Currently, and likely also on this head, motor speed is discrete (eco, auto, boost) and both large particle channels and head pressure control are manually operated with the existing head flap technology that many other manufacturers are starting to dupe.
People don’t seem to understand the science or know much about the history of cleaner head design and explains why there’s such incredible confusion over the recent observation of head clamping and brush bar stalling on the Gen5 in particular. I’ve discussed all this in my lecture, but the summary is as follows: -
The direct contribution to net cleaning performance from fluid flow on ANY vacuum cleaner is driven exclusively by cleaner head pressure. Again, this assumes there is some fluid flow; if you put a tight-sealing head on a smooth hard floor for example and cut off all the airflow entirely, then no force is imparted on particles. But on carpets in general, even strong suction seals have some fluid flow.
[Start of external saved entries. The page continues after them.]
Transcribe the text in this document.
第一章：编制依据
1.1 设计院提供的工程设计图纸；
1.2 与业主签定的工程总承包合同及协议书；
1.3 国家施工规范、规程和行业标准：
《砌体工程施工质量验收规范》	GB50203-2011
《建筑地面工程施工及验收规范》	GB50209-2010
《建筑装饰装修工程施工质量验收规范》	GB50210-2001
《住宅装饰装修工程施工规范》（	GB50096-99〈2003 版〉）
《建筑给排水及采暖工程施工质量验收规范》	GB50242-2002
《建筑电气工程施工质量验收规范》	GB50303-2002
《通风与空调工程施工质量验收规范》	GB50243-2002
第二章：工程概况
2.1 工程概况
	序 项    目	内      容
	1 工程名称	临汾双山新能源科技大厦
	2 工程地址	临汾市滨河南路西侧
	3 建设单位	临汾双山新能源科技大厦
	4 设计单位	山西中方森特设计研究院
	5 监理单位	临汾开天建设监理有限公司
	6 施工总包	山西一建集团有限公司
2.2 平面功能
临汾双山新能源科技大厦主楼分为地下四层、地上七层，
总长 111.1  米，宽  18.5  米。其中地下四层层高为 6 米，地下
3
It’s the speed of that fluid flow, regardless of its total volumetric flow, that dynamically accelerates particles, and it’s exclusively pressure driven (see equations in lecture). It’s basic science that hardly anyone understands from what I’ve observed, reflecting very badly on our educational institutions.
Anyway, cordless machines that can provide good seals and aren't badly designed with loads of leaks, and that also have strong suction motors, have the ability to reduce head pressure quite low. While lower is usually better, there gets a point where other things can start to happen which work against the net result. Specifically, when too low, the head clamps to the floor making it harder to push, and as the floor is compressed against the brush bar, it increases strain, which causes it to slow down or stall.
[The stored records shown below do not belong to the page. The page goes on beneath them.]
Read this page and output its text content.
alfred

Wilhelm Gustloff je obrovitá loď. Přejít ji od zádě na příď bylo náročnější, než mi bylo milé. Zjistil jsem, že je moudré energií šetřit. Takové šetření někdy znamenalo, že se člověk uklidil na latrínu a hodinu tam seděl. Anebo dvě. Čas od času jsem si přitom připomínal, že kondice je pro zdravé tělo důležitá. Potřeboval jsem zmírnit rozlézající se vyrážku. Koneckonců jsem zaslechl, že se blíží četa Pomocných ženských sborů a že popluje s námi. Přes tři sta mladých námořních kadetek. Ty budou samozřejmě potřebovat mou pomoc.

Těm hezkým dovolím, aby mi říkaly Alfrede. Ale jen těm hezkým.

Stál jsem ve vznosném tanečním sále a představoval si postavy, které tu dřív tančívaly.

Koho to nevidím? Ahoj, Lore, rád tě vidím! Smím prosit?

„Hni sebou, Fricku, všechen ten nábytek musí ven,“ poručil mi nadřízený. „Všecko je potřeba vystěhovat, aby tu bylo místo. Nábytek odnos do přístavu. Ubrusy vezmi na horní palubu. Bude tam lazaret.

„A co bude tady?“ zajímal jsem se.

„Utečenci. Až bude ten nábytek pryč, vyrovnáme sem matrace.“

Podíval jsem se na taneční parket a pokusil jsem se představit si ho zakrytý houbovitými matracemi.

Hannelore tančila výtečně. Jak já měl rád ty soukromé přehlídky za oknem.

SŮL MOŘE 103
The only reason why this hasn’t been seen until the V15 and Gen5 ish, is because no cordless machine has been good enough to actually create that situation in its default auto mode. Some old mains machines did, since they work at full blast all the time, but many others often had sloppy designs which wasted their power and leaked air into the cleaner heads, bypassing the carpet. Even ones with well-sealed cleaner heads avoided the slowdown by using extreme amounts of power to brute force brush bars, which wasn’t always good for carpet and is energetically wasteful. Energy efficiency is key now, so reducing brute force wastage means the slowdown when pressure is too low is actually now visible on the best machines. Incorrectly, people that don’t seem to understand much conclude this makes it a bad machine and it ended up as propaganda. It’s actually indicative of being a more capable machine and indicates when changes are required by the user to operation. To come full circle, unfortunately these are required manually at the moment and require the user to be educated. That’s a disaster for any competent manufacturer, as most aren't. People instead get confused, fail to do the right thing, and even if they do, wrongly conclude it’s worsening performance when it isn’t, for the following well-understood reason.
Opening a front gate to the half-way slot on the Gen5, for example, on flooring where the brush bar slows or stalls, restores the SAME (or similar) head pressure as you would have had on a different floor type where you are able to have the front gates fully sealed where slightly more air gets in through its fibres to automatically alleviate clamping. By partially opening the front gate on the higher air resistant flooring, the same suction pressure is achieved as before, and the particles can experience the same air speed, giving similar cleaning performance—from fluid flow; obviously the other factors differ too, like carpet properties etc.—see lecture. The nature of the flooring is important and drives the net air resistance, which drives the resulting cleaner head pressure at a given motor power. For now, people just need to understand what’s going on, know how to adapt when needed, and not think that performance is reduced after adapting.
Longer term, Dyson are likely eliminating the need to know all this, and the machines will just do everything automatically on demand—as mentioned initially. I suspect one or two more generations. Eventually, the other cordless dupes might catch up.